Screwcaps provide the tightest seal for wine, protecting it from oxygen. Unfortunately, many people feel that because of this quality, screwcaps are not suitable for age worthy reds. In other words, they are almost too good of a closure. Many winemakers and experts time and this contact with oxygen allows a wine to become more complex over time. However, at the moment there is no scientific data that supports this. More research needs to be done to determine if screwcaps are a viable alternative for wines that benefit from bottle age.

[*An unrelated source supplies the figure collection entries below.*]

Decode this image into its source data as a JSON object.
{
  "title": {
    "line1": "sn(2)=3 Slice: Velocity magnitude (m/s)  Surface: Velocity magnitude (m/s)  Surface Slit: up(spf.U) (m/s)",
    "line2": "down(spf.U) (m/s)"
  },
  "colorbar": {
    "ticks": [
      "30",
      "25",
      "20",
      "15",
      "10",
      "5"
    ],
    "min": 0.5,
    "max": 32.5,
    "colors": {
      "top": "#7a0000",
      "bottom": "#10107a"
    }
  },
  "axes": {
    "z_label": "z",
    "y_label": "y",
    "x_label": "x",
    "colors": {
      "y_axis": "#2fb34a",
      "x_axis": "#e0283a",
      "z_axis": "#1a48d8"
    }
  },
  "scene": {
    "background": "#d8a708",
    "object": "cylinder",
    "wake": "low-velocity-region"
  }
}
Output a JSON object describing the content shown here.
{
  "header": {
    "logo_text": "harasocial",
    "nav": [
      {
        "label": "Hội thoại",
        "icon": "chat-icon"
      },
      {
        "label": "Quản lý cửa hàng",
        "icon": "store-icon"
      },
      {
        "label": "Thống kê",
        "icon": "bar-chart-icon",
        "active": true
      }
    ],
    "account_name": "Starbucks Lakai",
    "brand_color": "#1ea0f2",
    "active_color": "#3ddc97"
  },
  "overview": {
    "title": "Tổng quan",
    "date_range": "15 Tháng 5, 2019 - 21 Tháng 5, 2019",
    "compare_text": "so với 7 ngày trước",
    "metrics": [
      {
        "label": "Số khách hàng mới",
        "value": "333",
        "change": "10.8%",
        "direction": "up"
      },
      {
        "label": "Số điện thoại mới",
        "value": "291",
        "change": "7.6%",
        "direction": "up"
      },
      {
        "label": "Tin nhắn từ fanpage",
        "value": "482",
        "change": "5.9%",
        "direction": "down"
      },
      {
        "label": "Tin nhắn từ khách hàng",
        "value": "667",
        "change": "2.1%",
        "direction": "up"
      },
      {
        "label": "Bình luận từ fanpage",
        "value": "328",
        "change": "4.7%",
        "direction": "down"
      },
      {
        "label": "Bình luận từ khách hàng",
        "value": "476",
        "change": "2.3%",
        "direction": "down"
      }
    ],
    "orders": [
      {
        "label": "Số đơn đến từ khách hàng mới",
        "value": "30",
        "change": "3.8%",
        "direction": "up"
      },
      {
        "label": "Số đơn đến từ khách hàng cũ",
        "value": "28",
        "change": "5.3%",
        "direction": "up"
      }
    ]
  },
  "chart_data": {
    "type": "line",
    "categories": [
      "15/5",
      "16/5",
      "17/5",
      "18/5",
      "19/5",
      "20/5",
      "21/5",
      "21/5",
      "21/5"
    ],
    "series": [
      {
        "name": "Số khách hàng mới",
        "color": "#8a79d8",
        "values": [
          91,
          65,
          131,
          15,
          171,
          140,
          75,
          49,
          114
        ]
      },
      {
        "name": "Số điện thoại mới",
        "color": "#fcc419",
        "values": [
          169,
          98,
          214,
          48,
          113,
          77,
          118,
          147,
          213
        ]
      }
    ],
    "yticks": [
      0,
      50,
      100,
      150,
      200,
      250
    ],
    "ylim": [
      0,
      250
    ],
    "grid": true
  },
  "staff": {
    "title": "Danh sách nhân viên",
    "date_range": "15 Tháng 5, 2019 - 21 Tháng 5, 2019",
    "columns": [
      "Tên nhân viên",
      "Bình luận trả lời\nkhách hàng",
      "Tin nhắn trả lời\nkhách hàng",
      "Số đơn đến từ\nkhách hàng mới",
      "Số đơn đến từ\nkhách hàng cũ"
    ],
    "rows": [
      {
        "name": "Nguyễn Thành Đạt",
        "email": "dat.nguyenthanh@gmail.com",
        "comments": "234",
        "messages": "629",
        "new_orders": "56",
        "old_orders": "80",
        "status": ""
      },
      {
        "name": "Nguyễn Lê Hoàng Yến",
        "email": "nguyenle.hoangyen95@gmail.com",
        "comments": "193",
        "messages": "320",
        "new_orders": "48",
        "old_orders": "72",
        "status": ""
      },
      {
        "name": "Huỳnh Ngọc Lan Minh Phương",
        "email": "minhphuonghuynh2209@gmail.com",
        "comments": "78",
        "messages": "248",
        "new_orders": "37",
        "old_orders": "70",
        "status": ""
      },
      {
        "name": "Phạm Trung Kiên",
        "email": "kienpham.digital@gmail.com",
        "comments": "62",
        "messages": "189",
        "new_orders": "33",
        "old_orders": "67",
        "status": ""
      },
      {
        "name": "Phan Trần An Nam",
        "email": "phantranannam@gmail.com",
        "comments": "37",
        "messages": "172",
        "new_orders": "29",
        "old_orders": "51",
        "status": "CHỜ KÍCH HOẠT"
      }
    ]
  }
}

In my opinion they are our best alternative to natural corks. A closure trial by the Australian Wine Research Institute showed that screwcaps retained the highest levels of sulfur dioxide (SO2) in wine over a 12 month period, with natural corks coming in 2nd place and synthetic corks last. SO2 is one of the most important tools in making and bottling wine. It acts as a preservative to retain freshness, maintain fruit aromas and helps to keep wine from browning/oxidizing over time. The study did show that some bottles developed a rubber-like aroma over a 12-month period that did not occur in the synthetic or natural cork bottles.

A screwcap is made of an aluminum alloy cap attached to a sleeve and a liner of polyethylene wadding. A variety of liners are available. Some liners are now produced with a tin layer and a polyethylene layer, overlaid by PVDC (Saranex is the brand name) film. The PVDC film ensures that the wine does not come into contact with aluminum. If a liner does not have a layer of tin foil it will allow a slight ingress of oxygen which isn’t thought to be suitable for long term aging. Tin-Saranex liners are reported to hold up against the highest quality corks. Alcoas’s Stelvin is the best known brand. Stelvin, Stelvin +, Stelvin Lux and Stelvin Lux + provide these options.

Pros: 1) Aromatic freshness is preserved 2) Bottle ageing for both red and whites seem to be ok if the appropriate liner is used 3) Less bottle variation 4) Easy opening and closing 5) TCA free 6) less expensive
Cons: 1) acceptance by some consumers 2) suitability for aging is still in debate, the maturation process is not understood, is it aerobic or anaerobic?

Ruffino is now marketing three wines under screwcap. Lumina Pinot Grigio/ Libaio Chardonnay/ Fonte al Sole Sangiovese. Interesting stats for the US market:
1) screwcaps are now $200 million in US scanning channels.
2) now includes 505 items up from 330 a year ago.
3) market share is now 4.0% up from 2.7%.
4) average unit price is relatively high at $9.02 up from $8.64.
5) growing rapidly in in over $9 segments at about 13-16% per year.
6) all of above being driven by imports where market share is 7.7% (2.3% domestic share).

Glass Stoppers (also called Vino-Lok): They are beautiful, elegant, fit tightly and are easy to extract and replace. They are the closure of choice for many German Rieslings, but have yet to undergo comparative trials with other closures. Vino-Lok is a glass cap with an ethylene-vinyl acetate aka plastic rubber sealing ring.

1 comment:

Anonymous said...

Great informative Blog, however I must correct you on the manufacturer of Stelvin capsules, Alcan (Packaging) is the manufacturer not Alcoa.
(Alcoa is one of Alcan's biggest competitors)
Also Saranex is a three layered film made up of PE-PVDC-PE, and in fact is not part of a Saran-Tin Liner. Saran-Tin liners are made up of EPE-SN-PVDC, (Expanded Polyethylene(foam), a layer of Tin and a layer of PVDC film).
Saranex is however used as a coating on another common screwcap liner utilised for wines (which is commonly called a "Saranex Liner"), this liner is made up of Expanded polyethylene coated on both sides with a layer of Saranex. These liners have a much shorter shelf life than Saran-tin liners.
Saran-Tin liners can be easily identified by the silver colour (Tin) on one side, compared to white on both sides on Saranex.